Nobody expected Prime Minister Narendra Modi and Chinese President Xi Jinping to wrap their arms around each other in a bear hug. A Right-wing nationalist BJP-led government in India and a Communist Party of China that relies heavily on nationalism as a crutch for continued legitimacy at home were not expected to have it easy at the first formal summit of their leaders, especially on political and strategic issues. However, expectations were sky-high on the exonomic front. The Chinese commitment of $20 billion is being seen as a big letdown but one must ask how realistic the initial figures were in the first place. Sure, China has the forex reserves but that is not the same as saying they will necessarily find it profitable to invest given the difficult regulatory environment surrounding the entry of Chinese enterprises and people into India.

Modi has been on record calling the states for a greater role in the country’s economic growth and development. There is also then the question of the capability of the states to absorb and handle the massive investments being talked about. Apart from a few states such as Gujarat, Maharashtra, Andhra Pradesh and Tamil Nadu, very few have the combinations of high-quality governance, physical infrastructure, socioeconomic purpose, including a friendly investment climate, required to attract global capital. It is no wonder then Chinese and Japanese investments remain concentrated in only a few Indian states. To return to the boundary dispute, Chinese incursions along the LAC and other forms of provocation on the eve of an important visit to India should not surprise us anymore, even if the recent incursions at Depsang and Chumar differ from the usual patterns. Policymakers and strategists cannot expect a static environment to deal with in their line of work. And despite what the media might report, there is no doubt that the government and military have been proactive along the Line of Actual Control, including in the previous UPA regime. But perhaps, Modi erred in taking a rather too assertive line on the dispute and discomfiting his visitor who might have been amenable to offering concessions on other fronts.
The ease of access that Tibetan protestors had to the environs of Hyderabad House certainly did not happen without the knowledge of officials of the Modi government. This foolish tactic might have pleased a certain section of Modi’s constituency but it also takes the attention away from more serious moves by the Chinese with respect to Tibet. In his speech in New Delhi, Xi laid heavy stress on the cultural ties between the India and China, including their Buddhist linkages. That said, our policymakers have hopefully also not missed the overtures that the Dalai Lama has been making to Xi since he came to power and the recent rumours in the Chinese blogosphere of the Dalai Lama possibly being invited to Beijing before long. If Xi begins to show a greater degree accommodation on this front, Tibet will soon cease to be a card for India and the world vis-à-vis Chins. And no one should doubt the capabilities or the flexibility of Xi and the Communist Party on this front.

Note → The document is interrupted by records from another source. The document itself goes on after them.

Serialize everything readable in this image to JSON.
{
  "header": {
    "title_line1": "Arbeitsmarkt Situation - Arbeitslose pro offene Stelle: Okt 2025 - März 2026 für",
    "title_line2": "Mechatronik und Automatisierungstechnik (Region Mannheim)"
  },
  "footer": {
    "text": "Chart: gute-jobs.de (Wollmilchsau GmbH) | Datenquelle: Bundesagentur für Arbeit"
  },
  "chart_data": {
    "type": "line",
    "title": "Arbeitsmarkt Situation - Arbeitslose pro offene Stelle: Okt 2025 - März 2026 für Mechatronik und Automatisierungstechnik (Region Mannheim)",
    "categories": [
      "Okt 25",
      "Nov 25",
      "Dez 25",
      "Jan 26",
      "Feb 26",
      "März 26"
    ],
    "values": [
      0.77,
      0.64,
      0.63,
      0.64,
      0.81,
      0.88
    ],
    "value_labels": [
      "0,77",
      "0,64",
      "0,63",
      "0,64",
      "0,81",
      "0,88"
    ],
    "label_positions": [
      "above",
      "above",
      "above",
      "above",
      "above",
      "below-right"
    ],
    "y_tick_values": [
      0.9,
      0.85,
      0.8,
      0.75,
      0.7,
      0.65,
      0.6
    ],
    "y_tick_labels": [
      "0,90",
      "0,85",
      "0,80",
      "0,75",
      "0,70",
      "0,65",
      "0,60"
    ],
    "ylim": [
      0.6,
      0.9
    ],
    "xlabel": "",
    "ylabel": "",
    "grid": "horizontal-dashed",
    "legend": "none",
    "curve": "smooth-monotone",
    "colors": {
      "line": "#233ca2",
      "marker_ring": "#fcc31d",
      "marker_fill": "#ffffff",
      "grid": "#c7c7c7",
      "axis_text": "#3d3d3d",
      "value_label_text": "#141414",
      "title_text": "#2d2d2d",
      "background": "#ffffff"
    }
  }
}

Finally, another agreement that was missing during Xi’s visit was one on information sharing by China on trans-border Rivers. Over the last several years, every, major visit has usually had an agreement that extended the time frame for such sharing by an incremental 15 days. While the agreements on sister-city and sister-province/state relations are an important trend for the future, it is the many agreements that appear not to have been signed that should worry those who expected Xi’s visit to set the template for the future.